Kayed, whose hunger strike entered its 59th day yesterday, was moved from prison to Barzilai hospital in the southern Israeli city of Ashkelon after his health deteriorated.
He was currently refusing medical examinations and care and “is only consuming water, along with salts, sugar, and vitamin B1,” according to Addameer, a Palestinian rights group.
The Physicians for Human Rights NGO says his vision is failing, he has difficulty standing and that doctors have warned he could be at risk of a stroke.
Palestinian officials say he also has kidney problems.
Kayed was to have been released in June after serving a 14-and-a-half-year sentence for activities in the Popular Front for the Liberation of Palestine.

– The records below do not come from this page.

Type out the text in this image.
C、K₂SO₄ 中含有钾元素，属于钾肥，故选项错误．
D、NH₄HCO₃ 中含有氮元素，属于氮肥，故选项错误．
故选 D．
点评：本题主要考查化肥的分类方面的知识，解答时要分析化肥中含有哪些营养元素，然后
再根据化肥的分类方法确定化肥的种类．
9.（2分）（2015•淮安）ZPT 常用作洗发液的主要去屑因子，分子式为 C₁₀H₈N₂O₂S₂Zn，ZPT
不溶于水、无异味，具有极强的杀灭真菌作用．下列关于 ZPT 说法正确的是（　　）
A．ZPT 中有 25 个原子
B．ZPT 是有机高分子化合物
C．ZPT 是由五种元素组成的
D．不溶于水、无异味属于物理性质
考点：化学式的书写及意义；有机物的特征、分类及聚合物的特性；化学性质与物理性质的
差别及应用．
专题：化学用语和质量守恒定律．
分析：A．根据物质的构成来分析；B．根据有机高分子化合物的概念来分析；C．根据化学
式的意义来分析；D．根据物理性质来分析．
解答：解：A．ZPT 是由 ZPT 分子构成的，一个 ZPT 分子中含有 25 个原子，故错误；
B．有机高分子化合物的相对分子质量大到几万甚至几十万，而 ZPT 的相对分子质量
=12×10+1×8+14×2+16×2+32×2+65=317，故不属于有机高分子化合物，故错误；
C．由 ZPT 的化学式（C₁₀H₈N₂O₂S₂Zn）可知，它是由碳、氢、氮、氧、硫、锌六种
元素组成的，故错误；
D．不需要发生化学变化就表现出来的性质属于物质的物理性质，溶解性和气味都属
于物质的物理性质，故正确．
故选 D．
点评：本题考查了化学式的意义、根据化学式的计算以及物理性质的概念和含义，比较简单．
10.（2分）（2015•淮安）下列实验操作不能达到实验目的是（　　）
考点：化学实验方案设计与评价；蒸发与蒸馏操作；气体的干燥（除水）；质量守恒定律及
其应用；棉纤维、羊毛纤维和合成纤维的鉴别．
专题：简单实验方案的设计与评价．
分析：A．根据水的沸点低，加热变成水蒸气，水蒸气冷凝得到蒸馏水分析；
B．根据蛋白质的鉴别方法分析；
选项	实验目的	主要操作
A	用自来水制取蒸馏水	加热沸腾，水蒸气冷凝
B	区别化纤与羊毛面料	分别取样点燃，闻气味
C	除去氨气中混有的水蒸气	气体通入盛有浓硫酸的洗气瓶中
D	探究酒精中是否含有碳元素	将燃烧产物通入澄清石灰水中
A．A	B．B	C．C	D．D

Instead, Israeli authorities ordered that he remain in custody until further notice.

Israeli forces fire at Palestinians
Israeli forces opened live fire at Palestinian farmers and shepherds in the eastern part of Deir al-Balah in the central Gaza Strip, Ma’an News Agency reported yesterday.
Witnesses told Ma’an that Israeli soldiers stationed in military towers in eastern Deir al-Balah opened live fire at Palestinian farmers and shepherd.
No injuries were reported.
On a near-daily basis, the Israeli army fires “warning shots” at Palestinian fishermen, farmers, and shepherds entering the Israeli-enforced “buffer zone” on land and sea, implemented after Israel imposed a blockade on the Gaza Strip nearly a decade ago.
Due to the high frequency of the attacks, live fire often goes unreported.